People say we can’t know God the Creator (or Supreme Being, Divine Intelligence)–the force that generated the grand universe and its inhabitants.  But, just as some aspects of an artist can be known by visiting their gallery and seeing their artwork, so also can a world-maker, THE world-maker, if you will, begin to be known by visiting the gallery-world around us and considering what they have made.  The Christian psalmist said, “Taste, and see that the Lord is good.” (Psalm 34:8).  Given my fondness for the flavor mangoes, and the abundance and variety of food seen at a farmer’s market, I would concur with the psalmist.  What else might we deduce about our artist-creator, based on  just a thimbleful of all we see in our field of vision, our spot in the gallery at any given moment?

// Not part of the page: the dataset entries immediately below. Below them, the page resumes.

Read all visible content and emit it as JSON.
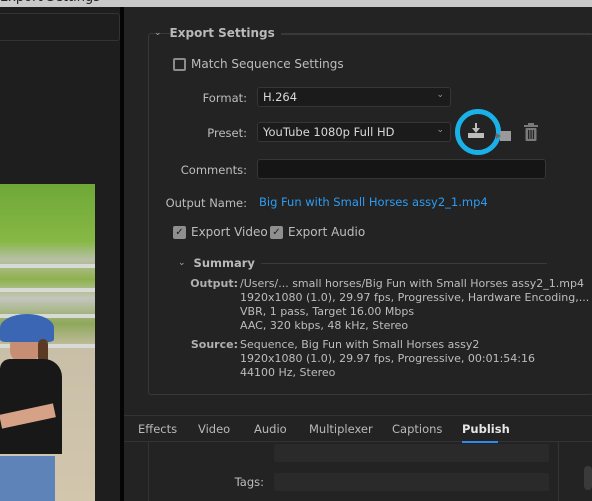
{
  "window": {
    "title": "Export Settings"
  },
  "export_settings": {
    "section_title": "Export Settings",
    "match_sequence": {
      "label": "Match Sequence Settings",
      "checked": false
    },
    "format": {
      "label": "Format:",
      "value": "H.264"
    },
    "preset": {
      "label": "Preset:",
      "value": "YouTube 1080p Full HD"
    },
    "preset_actions": {
      "save": "save-preset-icon",
      "import": "import-preset-icon",
      "delete": "delete-preset-icon"
    },
    "comments": {
      "label": "Comments:",
      "value": ""
    },
    "output_name": {
      "label": "Output Name:",
      "value": "Big Fun with Small Horses assy2_1.mp4"
    },
    "export_video": {
      "label": "Export Video",
      "checked": true
    },
    "export_audio": {
      "label": "Export Audio",
      "checked": true
    }
  },
  "summary": {
    "title": "Summary",
    "output": {
      "key": "Output:",
      "lines": [
        "/Users/... small horses/Big Fun with Small Horses assy2_1.mp4",
        "1920x1080 (1.0), 29.97 fps, Progressive, Hardware Encoding,...",
        "VBR, 1 pass, Target 16.00 Mbps",
        "AAC, 320 kbps, 48 kHz, Stereo"
      ]
    },
    "source": {
      "key": "Source:",
      "lines": [
        "Sequence, Big Fun with Small Horses assy2",
        "1920x1080 (1.0), 29.97 fps, Progressive, 00:01:54:16",
        "44100 Hz, Stereo"
      ]
    }
  },
  "tabs": [
    {
      "label": "Effects",
      "active": false
    },
    {
      "label": "Video",
      "active": false
    },
    {
      "label": "Audio",
      "active": false
    },
    {
      "label": "Multiplexer",
      "active": false
    },
    {
      "label": "Captions",
      "active": false
    },
    {
      "label": "Publish",
      "active": true
    }
  ],
  "publish": {
    "tags_label": "Tags:",
    "tags_value": ""
  },
  "colors": {
    "accent": "#2d8ceb",
    "link": "#2d9cf2",
    "highlight_ring": "#1ab0e8"
  }
}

Varieties of leaves and grasses.  Oaks growing from acorns. Sunshine through the trees.  Birds singing and music playing.  Animals small and large, from bacteria to whales.  Snakes and birds that travel without using legs; centipedes that coordinate 100 legs to walk.  People of all shapes and sizes, families and tribes and nations.  Plants that protect, nourish, heal.  Flowers with no apparent purpose other than beauty.   Rain, puddles, streams, rivers, lakes, oceans.  Consider with me just this last-mentioned creation:  water.  Amazing, ubiquitous, essential water.

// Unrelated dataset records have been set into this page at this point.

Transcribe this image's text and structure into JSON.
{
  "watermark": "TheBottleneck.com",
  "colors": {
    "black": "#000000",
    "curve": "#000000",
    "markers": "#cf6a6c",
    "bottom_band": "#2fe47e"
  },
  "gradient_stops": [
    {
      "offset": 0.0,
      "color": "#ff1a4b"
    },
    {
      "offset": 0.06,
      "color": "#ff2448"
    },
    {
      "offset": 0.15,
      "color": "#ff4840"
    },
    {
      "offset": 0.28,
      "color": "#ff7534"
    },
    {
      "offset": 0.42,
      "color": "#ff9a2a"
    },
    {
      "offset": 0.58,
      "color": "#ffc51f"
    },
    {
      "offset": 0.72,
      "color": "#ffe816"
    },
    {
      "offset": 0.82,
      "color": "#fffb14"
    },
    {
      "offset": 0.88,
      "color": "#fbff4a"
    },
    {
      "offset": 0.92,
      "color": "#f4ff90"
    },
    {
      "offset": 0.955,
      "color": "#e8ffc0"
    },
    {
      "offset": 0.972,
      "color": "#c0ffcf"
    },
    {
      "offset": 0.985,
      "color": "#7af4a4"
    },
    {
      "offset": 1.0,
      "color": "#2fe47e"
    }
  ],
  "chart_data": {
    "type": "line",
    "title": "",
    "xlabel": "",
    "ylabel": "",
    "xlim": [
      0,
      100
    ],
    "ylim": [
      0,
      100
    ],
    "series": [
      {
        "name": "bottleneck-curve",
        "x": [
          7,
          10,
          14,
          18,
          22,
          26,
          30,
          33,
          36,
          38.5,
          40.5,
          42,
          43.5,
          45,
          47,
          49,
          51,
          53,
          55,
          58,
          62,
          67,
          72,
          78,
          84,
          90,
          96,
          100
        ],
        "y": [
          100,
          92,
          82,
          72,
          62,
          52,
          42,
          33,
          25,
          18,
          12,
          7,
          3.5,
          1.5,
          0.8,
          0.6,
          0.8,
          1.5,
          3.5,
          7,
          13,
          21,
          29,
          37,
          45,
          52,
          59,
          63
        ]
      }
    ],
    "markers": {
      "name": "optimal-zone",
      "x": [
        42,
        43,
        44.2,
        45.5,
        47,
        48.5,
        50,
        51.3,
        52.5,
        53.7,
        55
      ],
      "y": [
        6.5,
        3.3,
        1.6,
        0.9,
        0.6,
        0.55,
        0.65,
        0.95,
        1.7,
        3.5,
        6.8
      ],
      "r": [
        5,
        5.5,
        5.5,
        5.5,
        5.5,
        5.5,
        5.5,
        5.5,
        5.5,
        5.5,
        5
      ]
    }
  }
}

We can clearly see clouds, water in vapor form.  Water vapor can be enveloping even, as fog, but is  nearly intangible–we move through it as if it’s not there.  In liquid form, it’s infinitely flexible.  Cleansing and comforting like a warm bath.  Offering relief like a cooling mist on a hot day.  Refreshingly quenching thirst.  Constant and steady as the tides.  As gentle as a raindrop and as powerful as a flood.  Displaying a few “special effects”–the colors of the rainbow; the bright sunlight sparkling on a rippling lake; the reflection of my face on the calmest surface.  As ice, water is solid, massive, usable even for shelters and roads.  Essential for and sustaining all life.  Everywhere.

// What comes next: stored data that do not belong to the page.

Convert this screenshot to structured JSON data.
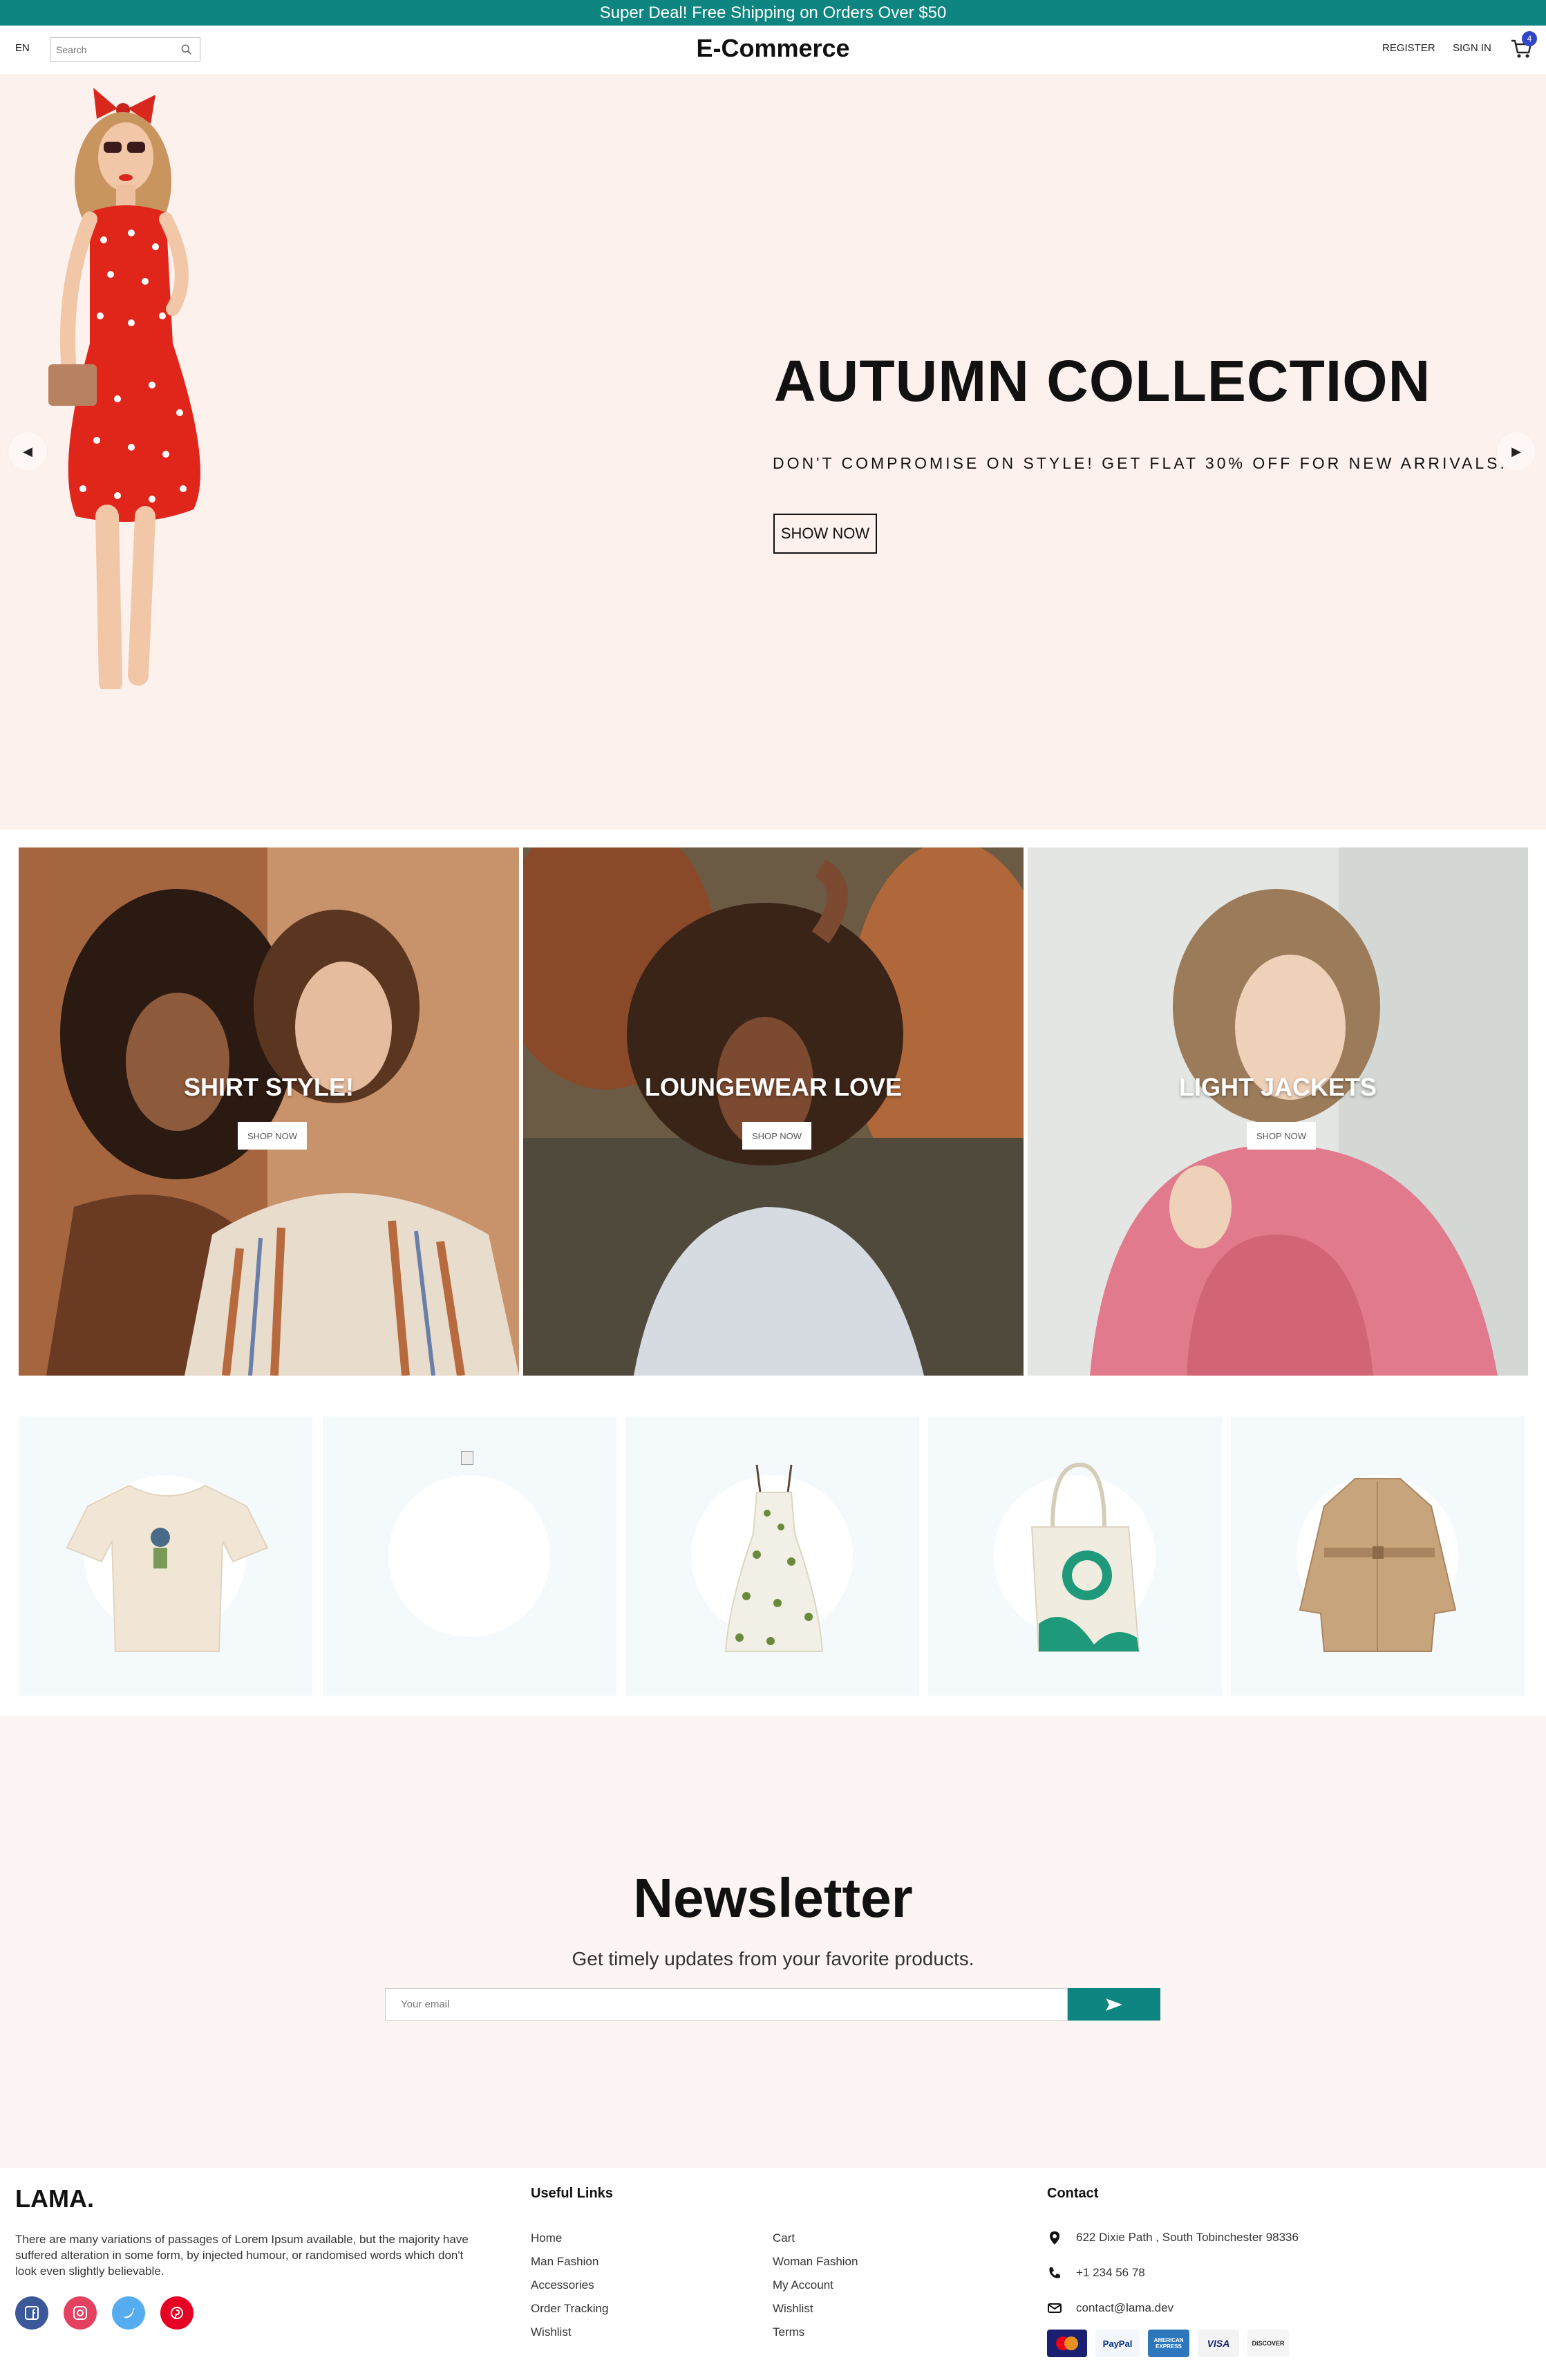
{
  "announcement": "Super Deal! Free Shipping on Orders Over $50",
  "nav": {
    "language": "EN",
    "search_placeholder": "Search",
    "logo": "E-Commerce",
    "register": "REGISTER",
    "sign_in": "SIGN IN",
    "cart_count": "4"
  },
  "hero": {
    "title": "AUTUMN COLLECTION",
    "description": "DON'T COMPROMISE ON STYLE! GET FLAT 30% OFF FOR NEW ARRIVALS.",
    "button": "SHOW NOW"
  },
  "categories": [
    {
      "title": "SHIRT STYLE!",
      "button": "SHOP NOW"
    },
    {
      "title": "LOUNGEWEAR LOVE",
      "button": "SHOP NOW"
    },
    {
      "title": "LIGHT JACKETS",
      "button": "SHOP NOW"
    }
  ],
  "products": [
    {
      "icon": "tshirt-image"
    },
    {
      "icon": "broken-image"
    },
    {
      "icon": "dress-image"
    },
    {
      "icon": "tote-bag-image"
    },
    {
      "icon": "trench-coat-image"
    }
  ],
  "newsletter": {
    "title": "Newsletter",
    "description": "Get timely updates from your favorite products.",
    "placeholder": "Your email"
  },
  "footer": {
    "logo": "LAMA.",
    "description": "There are many variations of passages of Lorem Ipsum available, but the majority have suffered alteration in some form, by injected humour, or randomised words which don't look even slightly believable.",
    "useful_links_title": "Useful Links",
    "links_col1": [
      "Home",
      "Man Fashion",
      "Accessories",
      "Order Tracking",
      "Wishlist"
    ],
    "links_col2": [
      "Cart",
      "Woman Fashion",
      "My Account",
      "Wishlist",
      "Terms"
    ],
    "contact_title": "Contact",
    "address": "622 Dixie Path , South Tobinchester 98336",
    "phone": "+1 234 56 78",
    "email": "contact@lama.dev",
    "payments": [
      "MasterCard",
      "PayPal",
      "AMERICAN EXPRESS",
      "VISA",
      "DISCOVER"
    ]
  },
  "colors": {
    "teal": "#0e8580",
    "hero_bg": "#fcf1ed",
    "newsletter_bg": "#fcf5f3",
    "product_bg": "#f4fafc",
    "badge": "#3246c8"
  }
}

What is the creator of this multi-faceted work like?  I am thinking this artist-creator of water may be incredibly vastly beyond my comprehension, yet is as approachable as a raindrop.  A lover of beauty and a nurturing soul.  Strong and gentle.  As common as a glass of water, yet as stunning as a glacier.  Generous with me.  Sustaining, nurturing, life-giving.  Close to me…and yes, good.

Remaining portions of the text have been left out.